しかし五月は、他の四姉妹がキスしたりなんだり好き勝手してる間に、姉妹の和を乱してはいけないとか、成績がなどと言って風太郎と唯一キスをしないまま、また思いの丈を口にしないまま3日目の夕方を迎えます。

② そもそも五月は恋をしていたのか?

「五月はそもそも恋していない」という説は、温泉旅行編でわざわざ風太郎がいる混浴に突撃していることや、京都修学旅行2日目に不自然なほど風太郎に密着して写真を撮ろうとしていることから否定されると思います。また、ニコニコ大百科の記事もかなり参考になります。

③ 恋を自覚したのが112話である理由

「あなたを待っています」というセリフが五月のものだったこと、それが恋を自覚したのが112話であると考えた理由です。もし112話の時点で恋をしていないのであれば、そもそも五月はなぜ風太郎を待つのでしょうか?

このセリフはあたかも五つ子全員のセリフかのように描かれていて、五月のセリフであることは忘れられがちですが、このセリフが五月のものであることを意識して読めば五月が風太郎に恋していることが明らかになってくると思います。

また、その後に教室で風太郎を待っている五月の姿も注目です。もし恋していなければ、たとえ待つにしても、勉強をしたり何か食べたりしてお気楽に時間をつぶしていたはずです。しかし五月は、思いつめた表情でどこかを見つめています。

「あなたを待っています」と言い、教室で一人佇む中で、五月は何を考えていたのでしょう?何も考えなかったとするには、重すぎて長すぎる時間です。「私はなぜ風太郎を待つと言ったのか」を考え、風太郎に来てほしいという気持ちをかみしめていたのではないかと私は思います。

④ 恋を自覚したタイミングが117話でない理由

五月は、117話の下田とのやりとりで四葉への嫉妬を自覚し、自分の恋心に気づいたという説があります。117話冒頭で「モヤモヤして胸が張り裂けそう」と発言していることが、この説の根拠でしょう。

つまり、五月の心情は「モヤモヤ」→「嫉妬していることに気づく」→「恋の自覚」という流れをたどるということです。

しかし、「モヤモヤ」は五月にとって、本当に偽りのない気持ちだったのでしょうか?このシーンは、嫉妬している自分を自覚しつつ、それを否定したくて「モヤモヤしている」と自分に言い聞かせるように嘘をついているようにも解釈できます。嫉妬に初めて気づくのが117話である必然性はないのです。

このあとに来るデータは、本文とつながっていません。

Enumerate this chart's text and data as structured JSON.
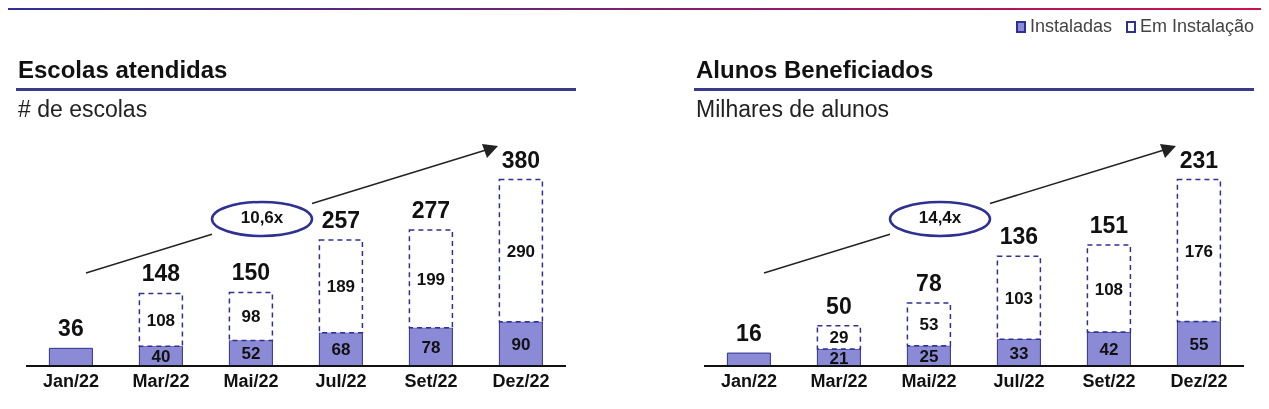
{
  "chart_data": [
    {
      "type": "bar",
      "stacked": true,
      "title": "Escolas atendidas",
      "subtitle": "# de escolas",
      "categories": [
        "Jan/22",
        "Mar/22",
        "Mai/22",
        "Jul/22",
        "Set/22",
        "Dez/22"
      ],
      "series": [
        {
          "color": "#8a8ad6",
          "values": [
            36,
            40,
            52,
            68,
            78,
            90
          ],
          "value_labels": [
            null,
            "40",
            "52",
            "68",
            "78",
            "90"
          ]
        },
        {
          "color": "#2e3192",
          "line_style": "dashed",
          "values": [
            null,
            108,
            98,
            189,
            199,
            290
          ],
          "value_labels": [
            null,
            "108",
            "98",
            "189",
            "199",
            "290"
          ]
        }
      ],
      "totals": [
        "36",
        "148",
        "150",
        "257",
        "277",
        "380"
      ],
      "annotations": [
        "10,6x"
      ],
      "legend": false
    },
    {
      "type": "bar",
      "stacked": true,
      "title": "Alunos Beneficiados",
      "subtitle": "Milhares de alunos",
      "categories": [
        "Jan/22",
        "Mar/22",
        "Mai/22",
        "Jul/22",
        "Set/22",
        "Dez/22"
      ],
      "series": [
        {
          "name": "Instaladas",
          "color": "#8a8ad6",
          "values": [
            16,
            21,
            25,
            33,
            42,
            55
          ],
          "value_labels": [
            null,
            "21",
            "25",
            "33",
            "42",
            "55"
          ]
        },
        {
          "name": "Em Instalação",
          "color": "#2e3192",
          "line_style": "dashed",
          "values": [
            null,
            29,
            53,
            103,
            108,
            176
          ],
          "value_labels": [
            null,
            "29",
            "53",
            "103",
            "108",
            "176"
          ]
        }
      ],
      "totals": [
        "16",
        "50",
        "78",
        "136",
        "151",
        "231"
      ],
      "annotations": [
        "14,4x"
      ],
      "legend": "top right"
    }
  ]
}
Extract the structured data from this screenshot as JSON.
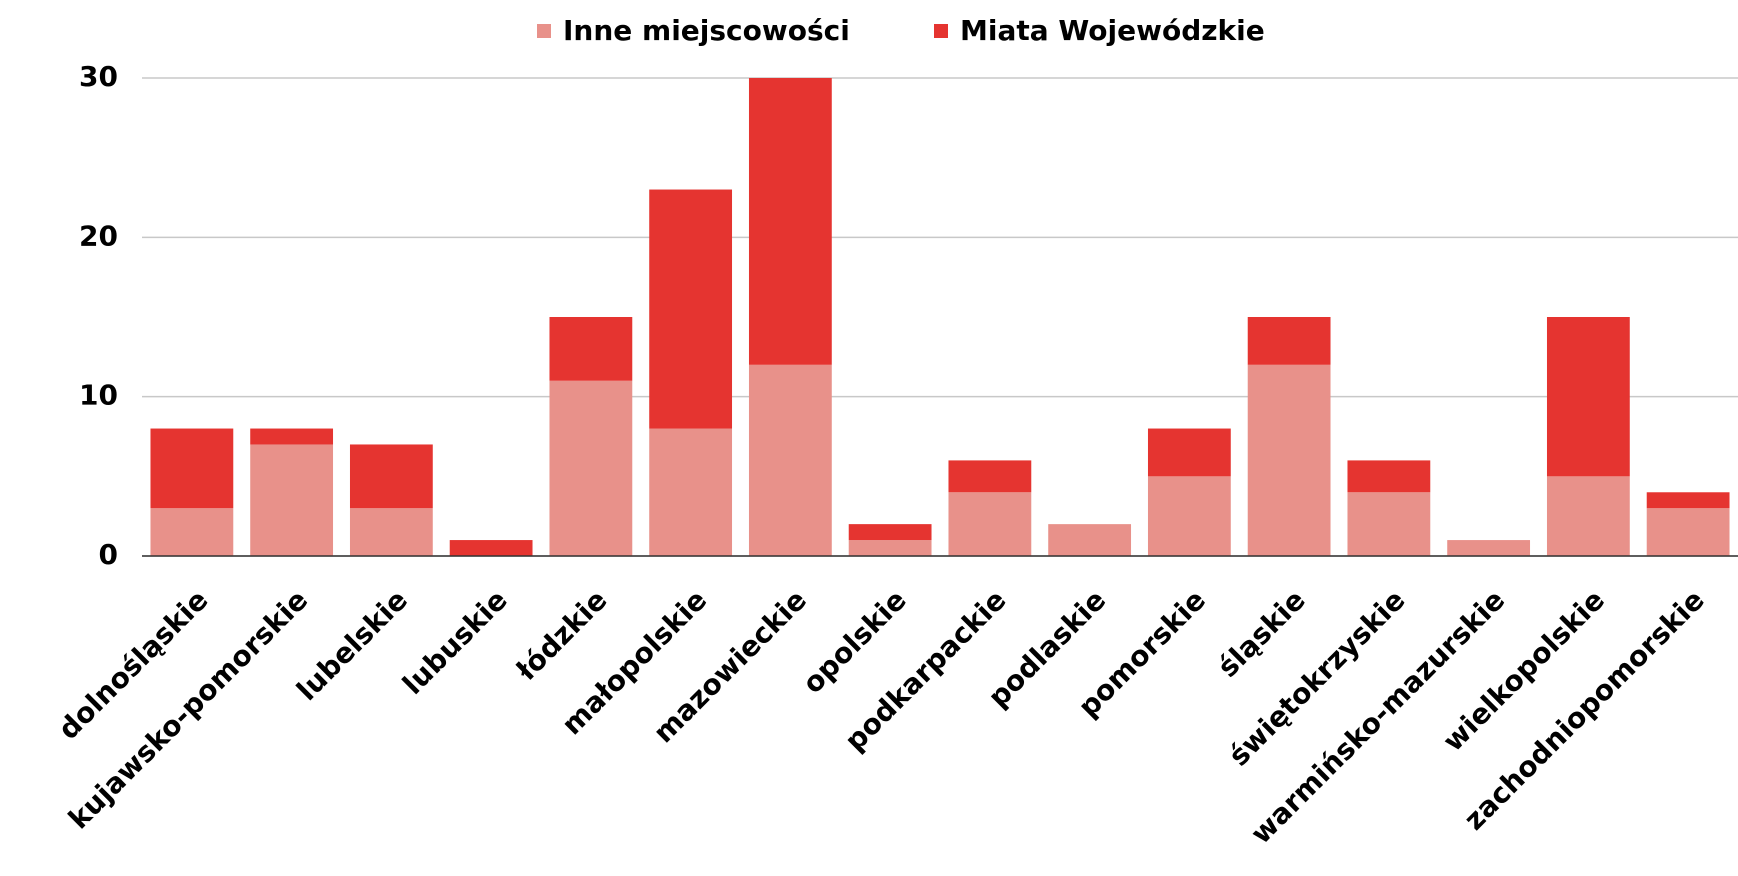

以上より、五月が風太郎の恋を自覚したのは112話なのではないかと私は考えます。なによりも、映画の予告編でもたくさん使われた「あなたを待っています」には、特別な意味があるのが自然です。このセリフが五月の恋を表しているのであれば、五月は制作サイドにとっても特別なキャラクターということになります。五月推しとしてうれしい限りです。